ABSTINENCE OR HARM REDUCTION
Any and all reductive and positive changes to one’s substance use are valuable. Helping people change their addiction behaviors is a step towards a new future. There are some individuals where abstinence is the goal based on personal consequences of their usage; for others, reducing the harm caused by the use of substances can at times pragmatically and effectively change their lives.
A PERIOD OF ABSTINENCE
In order to determine whether or not a program leading to full abstinence or harm reduction is acceptable, we stand by the notion that all clients, while in treatment, should abstain from all mind-altering substances. This period of abstinence provides time, space, and the energy necessary for the mind, body, and spirit to cleanse itself and bring forth the underlying problems that led to one’s addiction.
In order to address the desire to avoid pain and suffering and the drive to seek only pleasure, a period of abstinence creates an ability to truly absorb the techniques one can use to recover. Meditation, learning life skills, resolving past hurts, and unlearning old patterns of coping can only be done when one is in a clear, healthy, and balanced state of mind. Our goal is to have every client who graduates from our program understand and have control over their attachment to the substances that brought them to us. Furthermore, we encourage as long of a period of abstinence as is necessary to resolve any and all causes of one’s addictive behavior.
Arthur C. Evans Jr. PhD
CEO of the American Psychological Association
“If our goal is to promote health and reclaim lives, then we must understand the direct and sometimes circuitous paths through which individuals and families achieve and sustain health. We must meet each individual and family with fresh eyes in every encounter with a belief that each encounter is an opportunity for movement, no matter how small, towards health and wholeness.”

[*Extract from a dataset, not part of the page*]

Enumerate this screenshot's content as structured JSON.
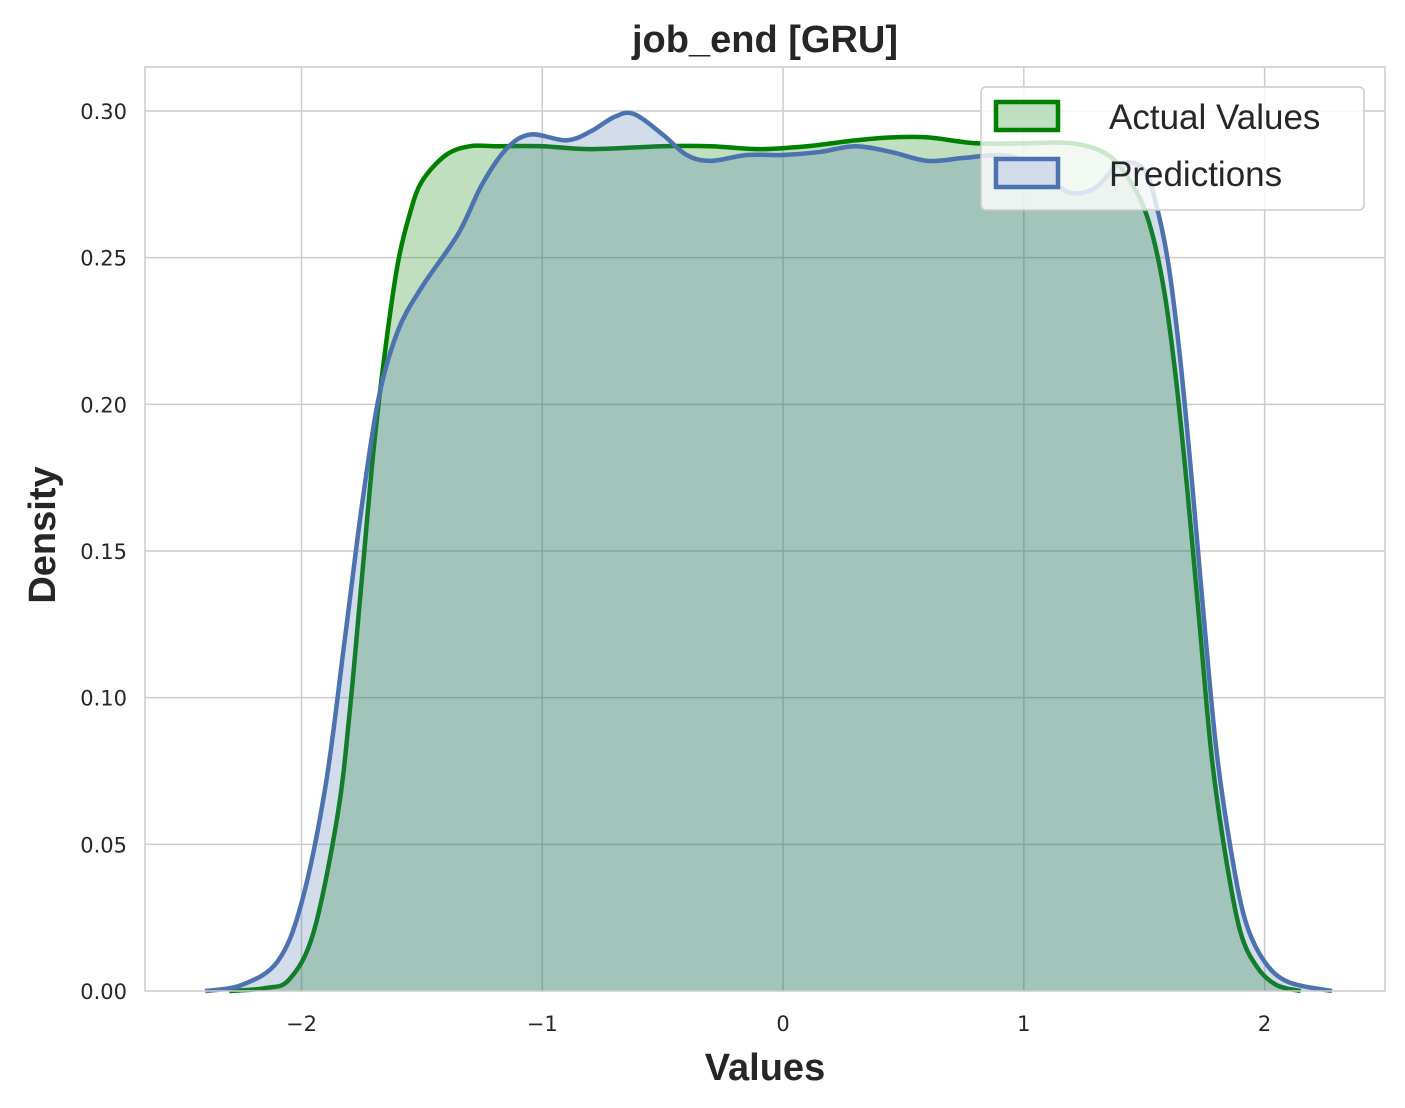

Our focus regarding relapse prevention is to consistently and openly encourage clients to share about their cravings and attachments to people, places, and things. Our experiential group therapies, individual psychotherapy modalities, and spiritual guidance are rooted in mindfulness, honesty, and the client’s ability to ask for help.
“There should be an opportunity to give abstinence a chance because what that does for somebody is it gives them space to get to know themselves, really truly get to know themselves. We can’t do that when we are on drugs and alcohol. So, it creates a sense of awareness, a sense of presence that is not available when we are doing drugs.”